|View single post by MildMan|
|Posted: Sun Dec 9th, 2012 01:53 am||
Just Testing Ideas
|Interesting. Thanks for your informative response Texas Defender.
Perhaps secession’s legality was decided in 1867 by the supreme court, but that does not mean it was legal in 1861. The example you give of the 19th amendment supports my point. This was a new law in 1919. So only in 1919 did alcohol become illegal. No one would argue that slavery was illegal (where states allowed it) in 1861, but when the 13th amendment was passed in 1865, it became illegal. The laws on which the 1867 decision was based were in existence long before 1867 – no new laws suddenly made secession illegal. And the SC decision said that the states had never seceded – sure sounds like they were looking back.
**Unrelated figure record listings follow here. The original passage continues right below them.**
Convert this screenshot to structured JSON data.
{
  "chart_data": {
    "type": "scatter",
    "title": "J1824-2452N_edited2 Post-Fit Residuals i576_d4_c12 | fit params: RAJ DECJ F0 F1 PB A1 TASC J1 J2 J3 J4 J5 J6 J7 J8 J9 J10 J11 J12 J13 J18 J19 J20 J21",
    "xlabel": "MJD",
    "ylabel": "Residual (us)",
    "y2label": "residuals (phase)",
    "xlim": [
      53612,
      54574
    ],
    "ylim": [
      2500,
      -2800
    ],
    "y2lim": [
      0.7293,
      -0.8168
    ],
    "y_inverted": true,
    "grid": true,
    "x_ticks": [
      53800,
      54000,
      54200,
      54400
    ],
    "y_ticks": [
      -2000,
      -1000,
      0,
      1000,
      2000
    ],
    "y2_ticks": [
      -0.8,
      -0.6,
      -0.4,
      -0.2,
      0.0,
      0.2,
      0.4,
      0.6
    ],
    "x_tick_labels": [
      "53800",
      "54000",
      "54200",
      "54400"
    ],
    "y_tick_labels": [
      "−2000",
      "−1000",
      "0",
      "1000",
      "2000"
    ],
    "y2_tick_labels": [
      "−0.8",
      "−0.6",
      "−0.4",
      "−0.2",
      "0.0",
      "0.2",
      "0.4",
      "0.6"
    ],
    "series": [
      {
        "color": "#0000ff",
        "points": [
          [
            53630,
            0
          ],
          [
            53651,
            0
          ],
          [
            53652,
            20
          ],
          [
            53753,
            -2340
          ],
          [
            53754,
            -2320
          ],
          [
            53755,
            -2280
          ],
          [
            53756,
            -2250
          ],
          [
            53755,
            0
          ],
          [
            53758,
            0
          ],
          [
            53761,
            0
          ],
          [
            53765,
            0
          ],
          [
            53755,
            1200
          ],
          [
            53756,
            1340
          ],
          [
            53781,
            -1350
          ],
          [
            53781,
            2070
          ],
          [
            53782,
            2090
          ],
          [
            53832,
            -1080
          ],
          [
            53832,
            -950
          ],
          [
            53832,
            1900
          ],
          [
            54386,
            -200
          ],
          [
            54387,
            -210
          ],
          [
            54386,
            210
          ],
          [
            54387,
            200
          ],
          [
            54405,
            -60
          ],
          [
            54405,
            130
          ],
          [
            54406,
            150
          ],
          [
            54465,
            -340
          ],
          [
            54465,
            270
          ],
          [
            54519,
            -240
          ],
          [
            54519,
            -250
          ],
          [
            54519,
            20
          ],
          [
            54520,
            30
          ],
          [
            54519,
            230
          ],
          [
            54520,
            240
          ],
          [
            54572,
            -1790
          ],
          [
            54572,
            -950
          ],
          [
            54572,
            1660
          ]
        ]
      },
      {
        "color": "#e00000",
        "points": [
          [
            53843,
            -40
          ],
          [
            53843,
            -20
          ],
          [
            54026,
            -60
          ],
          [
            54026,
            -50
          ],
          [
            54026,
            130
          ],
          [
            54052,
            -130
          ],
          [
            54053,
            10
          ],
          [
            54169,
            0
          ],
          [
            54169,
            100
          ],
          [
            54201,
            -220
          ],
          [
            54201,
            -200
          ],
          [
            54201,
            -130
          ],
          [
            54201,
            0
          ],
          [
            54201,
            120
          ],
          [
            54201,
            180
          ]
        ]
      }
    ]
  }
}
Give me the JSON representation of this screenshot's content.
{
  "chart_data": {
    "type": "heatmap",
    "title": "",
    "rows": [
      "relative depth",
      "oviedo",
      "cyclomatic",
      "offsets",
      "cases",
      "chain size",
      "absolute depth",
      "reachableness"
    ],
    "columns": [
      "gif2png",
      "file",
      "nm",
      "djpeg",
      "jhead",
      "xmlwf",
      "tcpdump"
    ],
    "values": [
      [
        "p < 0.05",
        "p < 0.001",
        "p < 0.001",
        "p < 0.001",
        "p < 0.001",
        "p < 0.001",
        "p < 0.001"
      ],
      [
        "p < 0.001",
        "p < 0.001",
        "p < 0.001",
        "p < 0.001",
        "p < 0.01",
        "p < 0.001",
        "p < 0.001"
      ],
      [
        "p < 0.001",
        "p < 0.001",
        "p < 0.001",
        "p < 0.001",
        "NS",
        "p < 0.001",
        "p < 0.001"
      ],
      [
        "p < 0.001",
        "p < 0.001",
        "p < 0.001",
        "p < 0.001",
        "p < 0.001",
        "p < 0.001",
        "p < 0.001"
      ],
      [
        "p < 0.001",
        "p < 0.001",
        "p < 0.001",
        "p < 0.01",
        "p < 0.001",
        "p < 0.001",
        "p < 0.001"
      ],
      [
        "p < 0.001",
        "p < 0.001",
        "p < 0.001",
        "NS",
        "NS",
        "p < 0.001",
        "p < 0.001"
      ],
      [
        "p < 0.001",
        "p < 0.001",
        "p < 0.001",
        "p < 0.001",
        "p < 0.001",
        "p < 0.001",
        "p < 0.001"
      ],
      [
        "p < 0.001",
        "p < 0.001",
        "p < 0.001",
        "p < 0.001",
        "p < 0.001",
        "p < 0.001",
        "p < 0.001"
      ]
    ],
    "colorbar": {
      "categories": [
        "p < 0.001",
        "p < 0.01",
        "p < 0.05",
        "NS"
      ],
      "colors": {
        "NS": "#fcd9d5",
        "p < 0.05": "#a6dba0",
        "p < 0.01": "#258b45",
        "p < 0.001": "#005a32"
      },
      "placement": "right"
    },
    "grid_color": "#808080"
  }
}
Legal or not, I don’t think southern leadership was interested in either a legal or amicable divorce anyway. And as for the commission sent to negotiate the transfer of forts – Lincoln said he had no authority to act on this. If he is sworn to preserve and protect the union, how could he justify negotiating its destruction? Seems like a good point.
As for Lincoln being against secession and your point that he dictated Northern Policy, I have two points.
Some southern states seceded months before Lincoln was inaugurated. And each secession document justified the action based perceived threats to slavery. I have read extensively about Northern opinions on slavery in newspapers, the prevailing opinion was that it was protected in the constitution, end of discussion. There was no immediate threat to slavery due to a Lincoln administration. Therefore there was no need for the south to act hastily.
Lincoln’s acts largely followed public opinion and he rarely was ahead of what the public would allow. He had no mandate to eliminate slavery, so he would not act until public perceptions changed. He was quite clever in the way he acted within his power and within what the public would accept, i.e. emancipation as a war measure. However, If you read soldiers letters, it is apparent that most union soldiers saw through this and did not want to fight to end slavery. Ft Sumter gave Lincoln public support for a war to preserve the union. Southern leadership, by firing on Ft Sumter, gave him the public support he needed.
My points remain.
1. Southern leadership misread northern public opinion on slavery, most northerners were content with leaving it alone. There was no immediate threat to the institution.
2. Southern leadership unnecessarily and hastily started a war and gave northern citizens a reason to fight.
3. Southern leadership had more machismo than smarts. Instead of maneuvering to make it apparent that the union would never be effective and amicable( making the north so miserable that they would allow a peaceful separation) they acted unilaterally and declared a divorce and then started a war over some useless property.